In 2022, Hill ran as the Democratic nominee for Washington's 5th congressional district against incumbent Cathy McMorris Rodgers. She received 40.2% of the vote to McMorris Rodgers' 59.5%.

===Washington House of Representatives===
====2024 election====
Hill announced her run for the Washington House of Representatives in March 2024 after Marcus Riccelli decided to run for state Senate. She faced Republican insurance agent Tony Kiepe and Democrat former Spokane city council member Ben Stuckart in the primary. During a June Pride event, Hill got into a confrontation with Stuckart, yelling disparaging remarks toward him, which led to Spokane County Democrats Chair Naida Spencer threatening to call security on Hill. Hill promptly accused Spencer of racism for attempting to intervene and claims that she was only trying to highlight policy differences between herself and Stuckart. The Spokane County Democrats announced they would investigate the incident, but it was delayed until after the election.
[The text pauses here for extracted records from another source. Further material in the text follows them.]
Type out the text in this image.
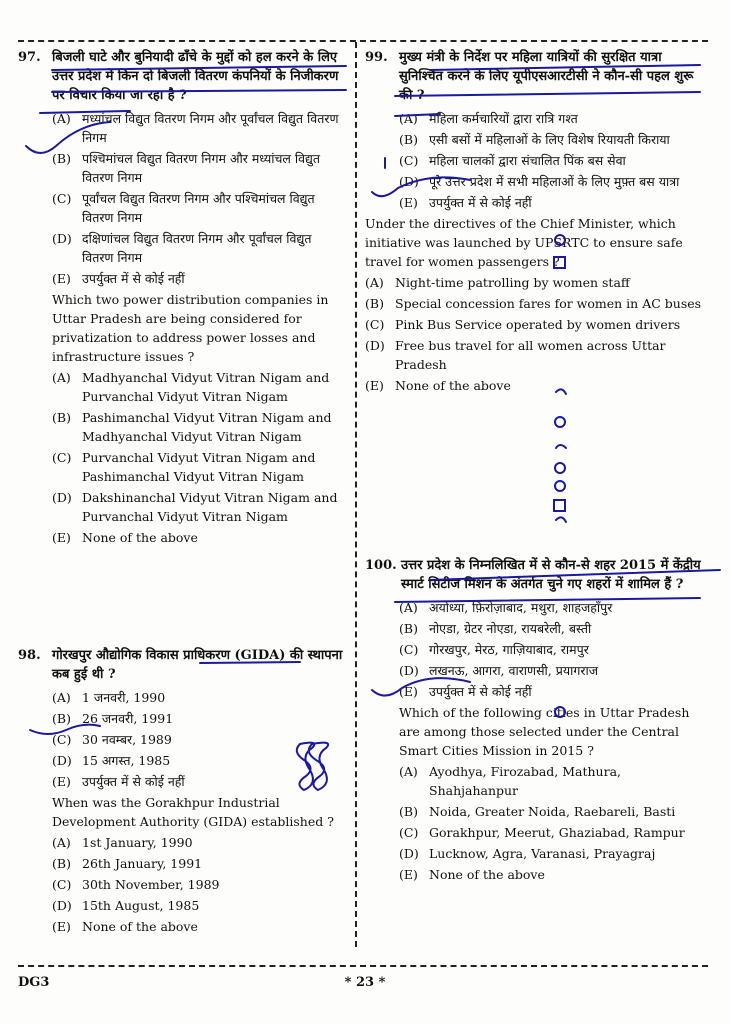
97. बिजली घाटे और बुनियादी ढाँचे के मुद्दों को हल करने के लिए उत्तर प्रदेश में किन दो बिजली वितरण कंपनियों के निजीकरण पर विचार किया जा रहा है ?
(A) मध्यांचल विद्युत वितरण निगम और पूर्वांचल विद्युत वितरण निगम
(B) पश्चिमांचल विद्युत वितरण निगम और मध्यांचल विद्युत वितरण निगम
(C) पूर्वांचल विद्युत वितरण निगम और पश्चिमांचल विद्युत वितरण निगम
(D) दक्षिणांचल विद्युत वितरण निगम और पूर्वांचल विद्युत वितरण निगम
(E) उपर्युक्त में से कोई नहीं
Which two power distribution companies in Uttar Pradesh are being considered for privatization to address power losses and infrastructure issues ?
(A) Madhyanchal Vidyut Vitran Nigam and Purvanchal Vidyut Vitran Nigam
(B) Pashimanchal Vidyut Vitran Nigam and Madhyanchal Vidyut Vitran Nigam
(C) Purvanchal Vidyut Vitran Nigam and Pashimanchal Vidyut Vitran Nigam
(D) Dakshinanchal Vidyut Vitran Nigam and Purvanchal Vidyut Vitran Nigam
(E) None of the above
98. गोरखपुर औद्योगिक विकास प्राधिकरण (GIDA) की स्थापना कब हुई थी ?
(A) 1 जनवरी, 1990
(B) 26 जनवरी, 1991
(C) 30 नवम्बर, 1989
(D) 15 अगस्त, 1985
(E) उपर्युक्त में से कोई नहीं
When was the Gorakhpur Industrial Development Authority (GIDA) established ?
(A) 1st January, 1990
(B) 26th January, 1991
(C) 30th November, 1989
(D) 15th August, 1985
(E) None of the above
99. मुख्य मंत्री के निर्देश पर महिला यात्रियों की सुरक्षित यात्रा सुनिश्चित करने के लिए यूपीएसआरटीसी ने कौन-सी पहल शुरू की ?
(A) महिला कर्मचारियों द्वारा रात्रि गश्त
(B) एसी बसों में महिलाओं के लिए विशेष रियायती किराया
(C) महिला चालकों द्वारा संचालित पिंक बस सेवा
(D) पूरे उत्तर प्रदेश में सभी महिलाओं के लिए मुफ़्त बस यात्रा
(E) उपर्युक्त में से कोई नहीं
Under the directives of the Chief Minister, which initiative was launched by UPSRTC to ensure safe travel for women passengers ?
(A) Night-time patrolling by women staff
(B) Special concession fares for women in AC buses
(C) Pink Bus Service operated by women drivers
(D) Free bus travel for all women across Uttar Pradesh
(E) None of the above
100. उत्तर प्रदेश के निम्नलिखित में से कौन-से शहर 2015 में केंद्रीय स्मार्ट सिटीज मिशन के अंतर्गत चुने गए शहरों में शामिल हैं ?
(A) अयोध्या, फ़िरोज़ाबाद, मथुरा, शाहजहाँपुर
(B) नोएडा, ग्रेटर नोएडा, रायबरेली, बस्ती
(C) गोरखपुर, मेरठ, गाज़ियाबाद, रामपुर
(D) लखनऊ, आगरा, वाराणसी, प्रयागराज
(E) उपर्युक्त में से कोई नहीं
Which of the following cities in Uttar Pradesh are among those selected under the Central Smart Cities Mission in 2015 ?
(A) Ayodhya, Firozabad, Mathura, Shahjahanpur
(B) Noida, Greater Noida, Raebareli, Basti
(C) Gorakhpur, Meerut, Ghaziabad, Rampur
(D) Lucknow, Agra, Varanasi, Prayagraj
(E) None of the above
DG3	* 23 *
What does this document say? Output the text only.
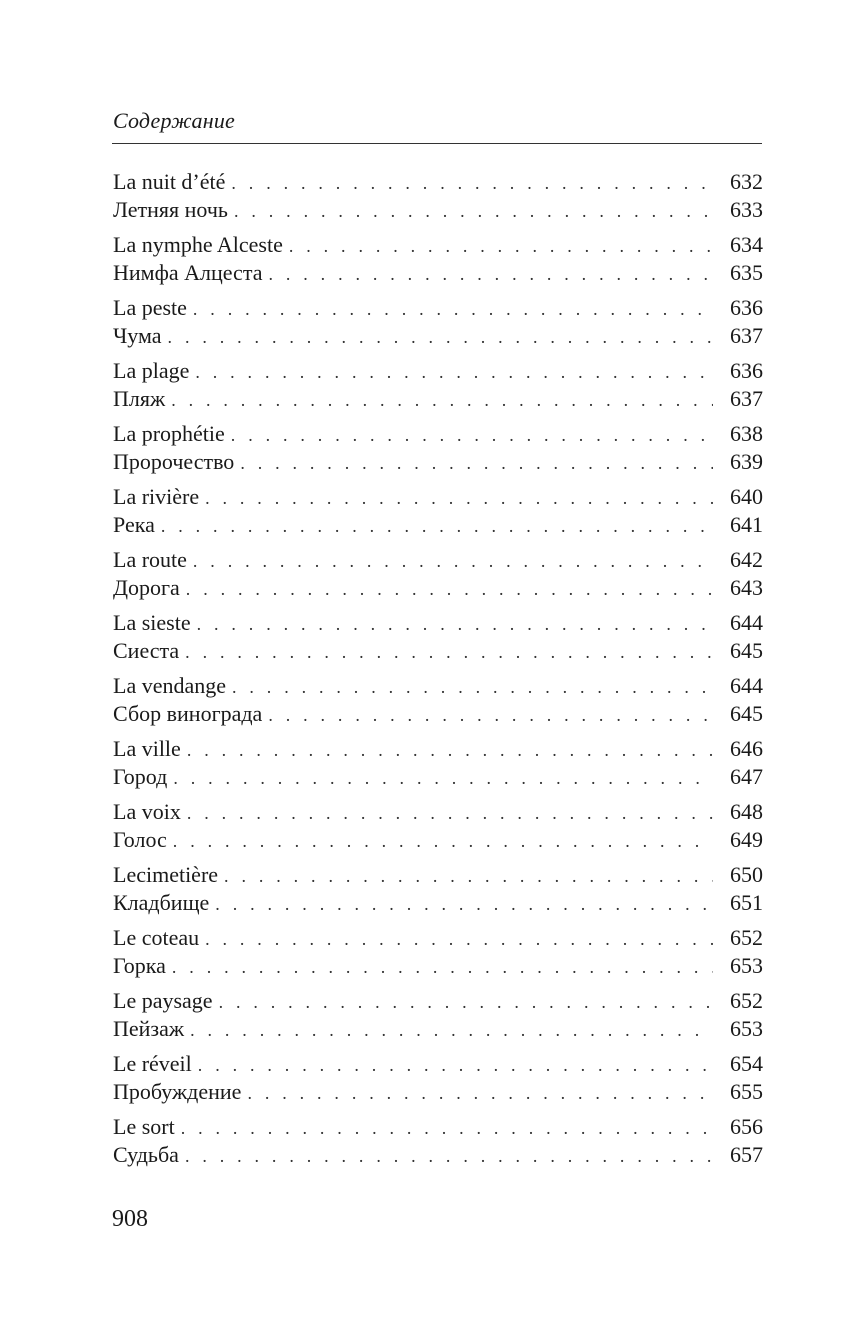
Содержание
La nuit d’été . . .	632
Летняя ночь . . .	633
La nymphe Alceste . . .	634
Нимфа Алцеста . . .	635
La peste . . .	636
Чума . . .	637
La plage . . .	636
Пляж . . .	637
La prophétie . . .	638
Пророчество . . .	639
La rivière . . .	640
Река . . .	641
La route . . .	642
Дорога . . .	643
La sieste . . .	644
Сиеста . . .	645
La vendange . . .	644
Сбор винограда . . .	645
La ville . . .	646
Город . . .	647
La voix . . .	648
Голос . . .	649
Lecimetière . . .	650
Кладбище . . .	651
Le coteau . . .	652
Горка . . .	653
Le paysage . . .	652
Пейзаж . . .	653
Le réveil . . .	654
Пробуждение . . .	655
Le sort . . .	656
Судьба . . .	657
908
In the August 6 primary election, Kiepe came in first with 35.5% of the vote, with Hill narrowly coming in second with 32.47%, defeating Stuckart by 270 votes.

Hill focused her campaign on economic issues such as rent stabilization, affordable childcare, progressive taxes, and ending corporate subsidies. During the campaign, Hill received endorsements from the Spokane County Democrats, State Representative Timm Ormsby, Washington State Labor Council, and Planned Parenthood Action Fund.

In the November 5 general election, Hill defeated Kiepe with 58.6% of the vote to his 41.1%. Hill indicated that affordable housing, child care and access to healthcare and retirement benefits would be several priorities during the 2025 legislative session. Hill is a proponent of instituting an income tax in the state of Washington.

==Personal life==
Hill is a single mother of two children.